Many organizations don’t have an implementable business strategy, or many IT organizations overly emphasize the alignment angle on IT strategy: It's a bigger challenge today because some companies are still trying to “feel their way” through the economically stressful period. Many organizations have tried creating a formal strategy, but it fails frequently because they don't have the ability to understand when their actions are in accordance with the strategy or not. Most companies may have a strategy on paper, but in all likelihood don't even look at it. IT leadership needs to know the strategy of a business before any IT plan can be created to be an integral part of business strategy, without overly emphasize the alignment angle on IT strategy. The other pitfall is that many people in IT leadership avoid having a strategy because they feel that it is a constraint. In fact, having constraints provides guidelines for running strategic IT by opening up opportunities and providing anchors to explore from. It also frees you up from having to do a lot of base research on topics that don't add a lot of values but are necessary to move forward. The strategy frames effective constraints which are not only a facilitator but a requirement to value-driven IT explorement. IT strategic planning is a cohesive component and a necessary process that parallels or follows a business strategic planning process. Too often business strategy and IT strategy are developed mutually exclusive of each other. The process of creating an IT strategy, independent of the corporate strategy process, perhaps exacerbates the need to perform the business-IT alignment. IT strategic planning needs to be crafted in such a way that it matches or enhances the maturity level of the organization.

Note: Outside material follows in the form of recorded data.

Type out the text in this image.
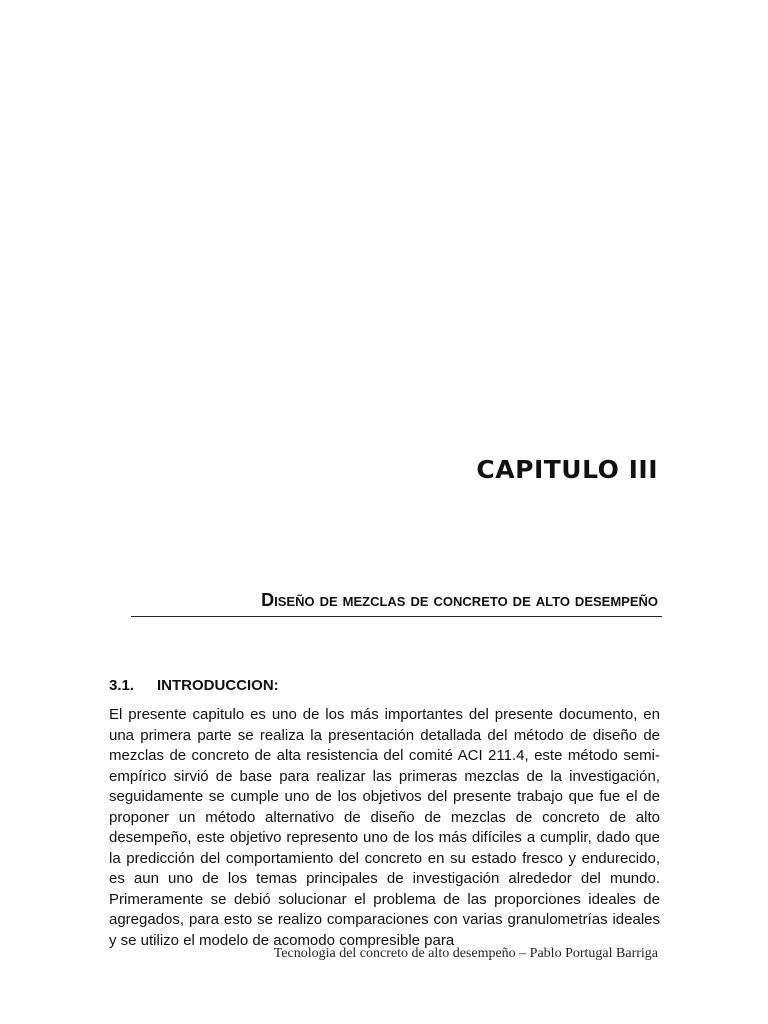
CAPITULO III
Diseño de mezclas de concreto de alto desempeño
3.1. INTRODUCCION:

El presente capitulo es uno de los más importantes del presente documento, en una primera parte se realiza la presentación detallada del método de diseño de mezclas de concreto de alta resistencia del comité ACI 211.4, este método semi-empírico sirvió de base para realizar las primeras mezclas de la investigación, seguidamente se cumple uno de los objetivos del presente trabajo que fue el de proponer un método alternativo de diseño de mezclas de concreto de alto desempeño, este objetivo represento uno de los más difíciles a cumplir, dado que la predicción del comportamiento del concreto en su estado fresco y endurecido, es aun uno de los temas principales de investigación alrededor del mundo. Primeramente se debió solucionar el problema de las proporciones ideales de agregados, para esto se realizo comparaciones con varias granulometrías ideales y se utilizo el modelo de acomodo compresible para

Tecnologia del concreto de alto desempeño – Pablo Portugal Barriga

Many organizations do not allow their IT departments to work on strategies: Sometimes the business has “bias” view on IT, and business leaders see IT simply as a technology issue. You have an organization that often fails to own its part of the relationship in partnering with IT. Too often IT sees "business professionals" wanting to go back to the segmented organization and define technology as something outside of the business as a separate entity. The real cause is that the business executives lack a comprehensive understanding of IT potential and still limit their vision of "IT supports a strategy.” IT becomes so pervasive in today’s enterprise, however, for most of the business executives, IT is just like a costly “magic” they know little about, that's why they don't trust it so much and even do not allow IT department to work on strategies. Therefore, the executive team’s attitude to learning about IT will directly impact the quality and practicality of business strategy. How can IT help them do their job better, how can their "hard-learned" IT knowledge enrich their leadership? Technological literacy enables the senior leadership team to unleash business potential catalyzed via the latest technology and exponential growth of information. Imagination is the word of why business executives should learn more about IT. Historically, technology indeed stimulates mankind's imagination, to make the impossible possible. Forward-looking organizations invite IT leaders to the big table for co-creating strategy, sharing their technological vision, as well as building up trust and transparent relationship with peers so that all executives will stay on the same page for strategic conversation and seamless strategy management.

IT is the value-added delivery that makes the organization different and competitive. Thus, developing and strengthening the “strategic bone” of IT is critical to transcend IT as a trustful business partner. The success of IT is not random, IT leaders need to put a lot of cohesive effort behind IT magic and take a systematic approach to get IT digital ready.